Structured light systems (SLS) have become increasingly important for three-dimensional shape measurements. A quantitative evaluation of the spatial resolution is also becoming increasingly important. The spatial frequency response of the instrument is a reasonable metric for resolution and is commonly referred to as the instrument transfer function (ITF). We used the ITF to determine the capability of a commercial SLS the EinScan-pro using a step artifact. The ITF is similar to the modulation transfer function (MTF) of an imaging system, which describes how well the system images an object as a function of spatial frequency. Similarly, ITF describes the instrument response to the spatial frequency on the surface to be measured. Many optical measurement instruments use a camera for data acquisition and the optical transfer function will necessarily impose a limit on the instrument resolution. The ITF and the MTF metrics rely on the linearity of the measurement. Only a liner and shift invariant system can be used to uniquely define ITF/MTF. In this dissertation, we describe the use of the step artifact to determine the spatial resolution of a commercial SLS the EinScan-Pro. We check the use of the ITF over the MTF of the imaging system. We present a methodology to check the combined uncertainty for the ITF measurements including a method to check the applicability of the step artifact for the ITF measurements, the impact of the use of step artifact with different surface finishes, and the effect of the tilt and disposition of the artifact during the measurement. We also, present the use of the bispectrum for the non-linearity check of any kind of measurement which is applicable for both ITF/MTF measurements.

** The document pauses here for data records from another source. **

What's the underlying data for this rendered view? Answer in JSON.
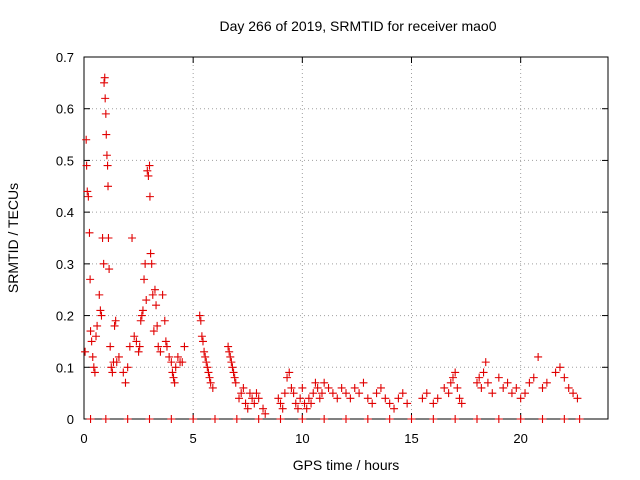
{
  "chart_data": {
    "type": "scatter",
    "title": "Day 266 of 2019, SRMTID for receiver mao0",
    "xlabel": "GPS time / hours",
    "ylabel": "SRMTID / TECUs",
    "xlim": [
      0,
      24
    ],
    "ylim": [
      0,
      0.7
    ],
    "xticks": [
      0,
      5,
      10,
      15,
      20
    ],
    "yticks": [
      0,
      0.1,
      0.2,
      0.3,
      0.4,
      0.5,
      0.6,
      0.7
    ],
    "xtick_labels": [
      "0",
      "5",
      "10",
      "15",
      "20"
    ],
    "ytick_labels": [
      "0",
      "0.1",
      "0.2",
      "0.3",
      "0.4",
      "0.5",
      "0.6",
      "0.7"
    ],
    "grid": true,
    "marker": "+",
    "color": "#e00000",
    "series": [
      {
        "name": "SRMTID",
        "points": [
          [
            0.05,
            0.13
          ],
          [
            0.1,
            0.54
          ],
          [
            0.12,
            0.49
          ],
          [
            0.15,
            0.44
          ],
          [
            0.2,
            0.43
          ],
          [
            0.25,
            0.36
          ],
          [
            0.28,
            0.27
          ],
          [
            0.3,
            0.17
          ],
          [
            0.35,
            0.15
          ],
          [
            0.4,
            0.12
          ],
          [
            0.45,
            0.1
          ],
          [
            0.5,
            0.09
          ],
          [
            0.55,
            0.16
          ],
          [
            0.6,
            0.18
          ],
          [
            0.7,
            0.24
          ],
          [
            0.75,
            0.21
          ],
          [
            0.8,
            0.2
          ],
          [
            0.85,
            0.35
          ],
          [
            0.9,
            0.3
          ],
          [
            0.92,
            0.65
          ],
          [
            0.95,
            0.66
          ],
          [
            0.97,
            0.62
          ],
          [
            1.0,
            0.59
          ],
          [
            1.02,
            0.55
          ],
          [
            1.05,
            0.51
          ],
          [
            1.08,
            0.49
          ],
          [
            1.1,
            0.45
          ],
          [
            1.12,
            0.35
          ],
          [
            1.15,
            0.29
          ],
          [
            1.2,
            0.14
          ],
          [
            1.25,
            0.1
          ],
          [
            1.3,
            0.09
          ],
          [
            1.35,
            0.11
          ],
          [
            1.4,
            0.18
          ],
          [
            1.45,
            0.19
          ],
          [
            1.5,
            0.11
          ],
          [
            1.6,
            0.12
          ],
          [
            1.8,
            0.09
          ],
          [
            1.9,
            0.07
          ],
          [
            2.0,
            0.1
          ],
          [
            2.1,
            0.14
          ],
          [
            2.2,
            0.35
          ],
          [
            2.3,
            0.16
          ],
          [
            2.4,
            0.15
          ],
          [
            2.5,
            0.13
          ],
          [
            2.55,
            0.14
          ],
          [
            2.6,
            0.19
          ],
          [
            2.65,
            0.2
          ],
          [
            2.7,
            0.21
          ],
          [
            2.75,
            0.27
          ],
          [
            2.8,
            0.3
          ],
          [
            2.85,
            0.23
          ],
          [
            2.9,
            0.48
          ],
          [
            2.95,
            0.47
          ],
          [
            3.0,
            0.49
          ],
          [
            3.02,
            0.43
          ],
          [
            3.05,
            0.32
          ],
          [
            3.1,
            0.3
          ],
          [
            3.15,
            0.24
          ],
          [
            3.2,
            0.17
          ],
          [
            3.25,
            0.25
          ],
          [
            3.3,
            0.22
          ],
          [
            3.35,
            0.18
          ],
          [
            3.4,
            0.14
          ],
          [
            3.5,
            0.13
          ],
          [
            3.6,
            0.24
          ],
          [
            3.7,
            0.19
          ],
          [
            3.75,
            0.15
          ],
          [
            3.8,
            0.14
          ],
          [
            3.9,
            0.12
          ],
          [
            4.0,
            0.11
          ],
          [
            4.05,
            0.09
          ],
          [
            4.1,
            0.08
          ],
          [
            4.15,
            0.07
          ],
          [
            4.2,
            0.1
          ],
          [
            4.3,
            0.12
          ],
          [
            4.4,
            0.11
          ],
          [
            4.5,
            0.11
          ],
          [
            4.6,
            0.14
          ],
          [
            5.3,
            0.2
          ],
          [
            5.35,
            0.19
          ],
          [
            5.4,
            0.16
          ],
          [
            5.45,
            0.15
          ],
          [
            5.5,
            0.13
          ],
          [
            5.55,
            0.12
          ],
          [
            5.6,
            0.11
          ],
          [
            5.65,
            0.1
          ],
          [
            5.7,
            0.09
          ],
          [
            5.75,
            0.08
          ],
          [
            5.8,
            0.07
          ],
          [
            5.9,
            0.06
          ],
          [
            6.6,
            0.14
          ],
          [
            6.65,
            0.13
          ],
          [
            6.7,
            0.12
          ],
          [
            6.75,
            0.11
          ],
          [
            6.8,
            0.1
          ],
          [
            6.85,
            0.09
          ],
          [
            6.9,
            0.08
          ],
          [
            6.95,
            0.07
          ],
          [
            7.1,
            0.04
          ],
          [
            7.2,
            0.05
          ],
          [
            7.3,
            0.06
          ],
          [
            7.4,
            0.03
          ],
          [
            7.5,
            0.02
          ],
          [
            7.6,
            0.05
          ],
          [
            7.7,
            0.04
          ],
          [
            7.8,
            0.03
          ],
          [
            7.9,
            0.05
          ],
          [
            8.0,
            0.04
          ],
          [
            8.2,
            0.02
          ],
          [
            8.3,
            0.01
          ],
          [
            8.9,
            0.04
          ],
          [
            9.0,
            0.03
          ],
          [
            9.1,
            0.02
          ],
          [
            9.2,
            0.05
          ],
          [
            9.3,
            0.08
          ],
          [
            9.4,
            0.09
          ],
          [
            9.5,
            0.06
          ],
          [
            9.6,
            0.05
          ],
          [
            9.7,
            0.03
          ],
          [
            9.8,
            0.02
          ],
          [
            9.9,
            0.04
          ],
          [
            10.0,
            0.06
          ],
          [
            10.1,
            0.03
          ],
          [
            10.2,
            0.02
          ],
          [
            10.3,
            0.04
          ],
          [
            10.4,
            0.03
          ],
          [
            10.5,
            0.05
          ],
          [
            10.6,
            0.07
          ],
          [
            10.7,
            0.06
          ],
          [
            10.8,
            0.04
          ],
          [
            10.9,
            0.05
          ],
          [
            11.0,
            0.07
          ],
          [
            11.2,
            0.06
          ],
          [
            11.4,
            0.05
          ],
          [
            11.6,
            0.04
          ],
          [
            11.8,
            0.06
          ],
          [
            12.0,
            0.05
          ],
          [
            12.2,
            0.04
          ],
          [
            12.4,
            0.06
          ],
          [
            12.6,
            0.05
          ],
          [
            12.8,
            0.07
          ],
          [
            13.0,
            0.04
          ],
          [
            13.2,
            0.03
          ],
          [
            13.4,
            0.05
          ],
          [
            13.6,
            0.06
          ],
          [
            13.8,
            0.04
          ],
          [
            14.0,
            0.03
          ],
          [
            14.2,
            0.02
          ],
          [
            14.4,
            0.04
          ],
          [
            14.6,
            0.05
          ],
          [
            14.8,
            0.03
          ],
          [
            15.5,
            0.04
          ],
          [
            15.7,
            0.05
          ],
          [
            16.0,
            0.03
          ],
          [
            16.2,
            0.04
          ],
          [
            16.5,
            0.06
          ],
          [
            16.7,
            0.05
          ],
          [
            16.8,
            0.07
          ],
          [
            16.9,
            0.08
          ],
          [
            17.0,
            0.09
          ],
          [
            17.1,
            0.06
          ],
          [
            17.2,
            0.04
          ],
          [
            17.3,
            0.03
          ],
          [
            18.0,
            0.07
          ],
          [
            18.1,
            0.08
          ],
          [
            18.2,
            0.06
          ],
          [
            18.3,
            0.09
          ],
          [
            18.4,
            0.11
          ],
          [
            18.5,
            0.07
          ],
          [
            18.7,
            0.05
          ],
          [
            19.0,
            0.08
          ],
          [
            19.2,
            0.06
          ],
          [
            19.4,
            0.07
          ],
          [
            19.6,
            0.05
          ],
          [
            19.8,
            0.06
          ],
          [
            20.0,
            0.04
          ],
          [
            20.2,
            0.05
          ],
          [
            20.4,
            0.07
          ],
          [
            20.6,
            0.08
          ],
          [
            20.8,
            0.12
          ],
          [
            21.0,
            0.06
          ],
          [
            21.2,
            0.07
          ],
          [
            21.6,
            0.09
          ],
          [
            21.8,
            0.1
          ],
          [
            22.0,
            0.08
          ],
          [
            22.2,
            0.06
          ],
          [
            22.4,
            0.05
          ],
          [
            22.6,
            0.04
          ],
          [
            0.3,
            0.0
          ],
          [
            1.0,
            0.0
          ],
          [
            2.0,
            0.0
          ],
          [
            3.0,
            0.0
          ],
          [
            4.0,
            0.0
          ],
          [
            5.0,
            0.0
          ],
          [
            6.0,
            0.0
          ],
          [
            7.0,
            0.0
          ],
          [
            8.0,
            0.0
          ],
          [
            9.0,
            0.0
          ],
          [
            10.0,
            0.0
          ],
          [
            11.0,
            0.0
          ],
          [
            12.0,
            0.0
          ],
          [
            13.0,
            0.0
          ],
          [
            14.0,
            0.0
          ],
          [
            15.0,
            0.0
          ],
          [
            16.0,
            0.0
          ],
          [
            17.0,
            0.0
          ],
          [
            18.0,
            0.0
          ],
          [
            19.0,
            0.0
          ],
          [
            20.0,
            0.0
          ],
          [
            21.0,
            0.0
          ],
          [
            22.0,
            0.0
          ],
          [
            22.7,
            0.0
          ]
        ]
      }
    ]
  }
}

Candidate Name: Ali Mahzarnia
Title: Multivariate functional predictor selection
 November 08, 2021  9:00 AM
Location: Virtual
Abstract:

We propose methods for functional predictor selection and the estimation of smooth functional coefficients simultaneously in a scalar-on-function regression problem under a high-dimensional multivariate functional data setting. In particular, we develop two methods for functional group-sparse regression under a generic Hilbert space of infinite dimension. We show the convergence of algorithms and the consistency of the estimation and the selection (oracle property) under infinite-dimensional Hilbert spaces. Simulation studies show the effectiveness of the methods in both the selection and the estimation of functional coefficients. The applications to functional magnetic resonance imaging (fMRI) reveal the human brain regions related to ADHD and IQ. In addition, we apply the proposed methods to an econometric data set to find the related functional covariates to GDP of a country. To extend the results, we propose numerical algorithms for more complex models, such as nonlinear (via RKHS), logistic, sparse function--on--function, and standardization of the results of the sparse scalar--on--function models before we list the applications of these extensions to the brain image data analysis.